A few weeks ago, a guy I went to high school with, posted a picture of a receipt on Facebook. He was highlighting the fact that he received a “senior discount” on the item he was buying. Earlier this week, another friend posted a picture of her newly acquired AARP card. Yesterday I was off work, and stopped by the grocery store to get five or six items. The parking lot was packed! Then I realized it was senior day. The store was filled with little old people. Some smiled and seemed friendly; some were rude and practically hit me with their buggies trying to get the last bags of Bridge Mix. Some got around pretty well. Some could barely walk. I saw a couple of people with adult diapers in their carts. They were packed in that store like sardines.
Then….it hit me. I’m very, very scared of getting old.
Before I go any farther; save your hate mail. I don’t dislike old people. But I also don’t group them into one big category. They are like young people...or any other type of people. Some are nice, some are not. So it’s not that I don’t like them. It’s that I’m just not ready to be old. I’m not ready to SMELL old. I’m not ready to buy my shoes and clothes solely based on comfort. I’m not ready for menopause. And even though nature is already starting to play this cruel joke on me, I’m not ready for my face to sag. Or my arms! Or legs! Or any part of me! Hell, I’m still having issues with people calling me “ma’am”!
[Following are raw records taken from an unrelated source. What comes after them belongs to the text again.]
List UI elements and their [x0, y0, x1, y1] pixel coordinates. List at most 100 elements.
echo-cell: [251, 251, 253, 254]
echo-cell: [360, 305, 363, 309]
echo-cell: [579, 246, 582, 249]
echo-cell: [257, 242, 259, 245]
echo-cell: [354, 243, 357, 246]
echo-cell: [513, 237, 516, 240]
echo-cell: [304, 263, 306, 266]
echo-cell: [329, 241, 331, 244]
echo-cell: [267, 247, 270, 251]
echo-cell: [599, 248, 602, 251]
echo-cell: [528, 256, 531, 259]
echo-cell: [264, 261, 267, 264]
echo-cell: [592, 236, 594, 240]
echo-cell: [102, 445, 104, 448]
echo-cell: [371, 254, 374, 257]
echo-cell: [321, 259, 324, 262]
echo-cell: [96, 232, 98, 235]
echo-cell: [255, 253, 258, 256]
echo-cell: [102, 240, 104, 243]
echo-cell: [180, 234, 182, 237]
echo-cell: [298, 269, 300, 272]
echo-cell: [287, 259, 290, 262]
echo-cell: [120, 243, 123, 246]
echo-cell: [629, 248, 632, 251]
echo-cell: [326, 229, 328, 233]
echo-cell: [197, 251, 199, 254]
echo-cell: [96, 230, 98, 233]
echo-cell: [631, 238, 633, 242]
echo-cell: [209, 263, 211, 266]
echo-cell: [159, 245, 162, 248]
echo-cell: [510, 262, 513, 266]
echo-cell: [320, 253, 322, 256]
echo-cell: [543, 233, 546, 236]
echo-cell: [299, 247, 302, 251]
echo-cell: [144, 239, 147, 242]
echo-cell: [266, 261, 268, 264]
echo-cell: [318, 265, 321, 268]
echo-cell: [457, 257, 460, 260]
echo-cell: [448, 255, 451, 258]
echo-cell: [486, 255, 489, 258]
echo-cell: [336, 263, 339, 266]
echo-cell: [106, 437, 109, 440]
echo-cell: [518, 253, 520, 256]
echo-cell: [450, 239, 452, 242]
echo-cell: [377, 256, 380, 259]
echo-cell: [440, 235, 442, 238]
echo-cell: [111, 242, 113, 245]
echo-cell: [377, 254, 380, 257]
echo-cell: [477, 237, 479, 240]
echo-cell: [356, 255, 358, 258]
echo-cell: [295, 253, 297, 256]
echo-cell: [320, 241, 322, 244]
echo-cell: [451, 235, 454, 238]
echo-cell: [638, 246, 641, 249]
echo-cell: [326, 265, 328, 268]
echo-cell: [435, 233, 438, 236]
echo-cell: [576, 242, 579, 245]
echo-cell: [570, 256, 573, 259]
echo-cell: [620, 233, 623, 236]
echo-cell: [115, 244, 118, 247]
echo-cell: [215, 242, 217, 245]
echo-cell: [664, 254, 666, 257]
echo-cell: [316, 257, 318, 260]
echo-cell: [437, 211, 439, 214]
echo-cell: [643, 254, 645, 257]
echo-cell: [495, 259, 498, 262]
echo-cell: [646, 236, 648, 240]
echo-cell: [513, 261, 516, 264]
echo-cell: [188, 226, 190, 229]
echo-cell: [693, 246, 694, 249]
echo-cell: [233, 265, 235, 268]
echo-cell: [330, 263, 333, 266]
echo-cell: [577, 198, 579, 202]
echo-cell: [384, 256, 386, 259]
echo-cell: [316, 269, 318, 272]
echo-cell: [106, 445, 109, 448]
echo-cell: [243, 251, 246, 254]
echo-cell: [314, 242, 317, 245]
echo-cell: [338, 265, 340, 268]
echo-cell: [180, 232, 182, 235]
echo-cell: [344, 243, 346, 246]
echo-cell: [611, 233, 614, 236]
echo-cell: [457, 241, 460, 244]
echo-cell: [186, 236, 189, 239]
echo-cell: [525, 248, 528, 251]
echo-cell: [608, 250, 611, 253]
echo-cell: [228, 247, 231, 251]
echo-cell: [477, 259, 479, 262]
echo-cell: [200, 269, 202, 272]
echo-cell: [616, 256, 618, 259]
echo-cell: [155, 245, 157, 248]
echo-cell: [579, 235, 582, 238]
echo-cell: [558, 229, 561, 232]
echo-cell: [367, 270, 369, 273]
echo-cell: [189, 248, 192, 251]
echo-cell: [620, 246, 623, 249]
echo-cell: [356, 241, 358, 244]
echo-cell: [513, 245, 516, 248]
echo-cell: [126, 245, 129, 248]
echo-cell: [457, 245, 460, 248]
I’m a believer in being the best you can be at any age. And at making the most of the age you are right now. I’m trying to do that. Losing a little more weight and getting more exercise would help, but all in all I’m doing it.
So in typical Mary fashion, I’m trying to figure out why I feel this way. The first answer that springs to mind is that I haven’t accomplished what I want in life. I’m not ready for the game to wind down, because I still want to play, and play hard! But I think I sat out for awhile...too long; and when I came back in, it was past halftime. We’re in the third quarter, baby.
There’s no way to go back. I can’t get my elasticity or my fertile eggs back. There are no “do overs”. So I have to find a way to be happy with where I am right now. I have to be the best “50” I can be. Then the best “60”, “70”, and so on, until I shed this body and move on.
It may not even be in the cards for me to live to be old. And if it is, I’ll keep trying to remember that sometimes its the last two quarters of the game that count the most, and they are sometimes the most exciting anyway.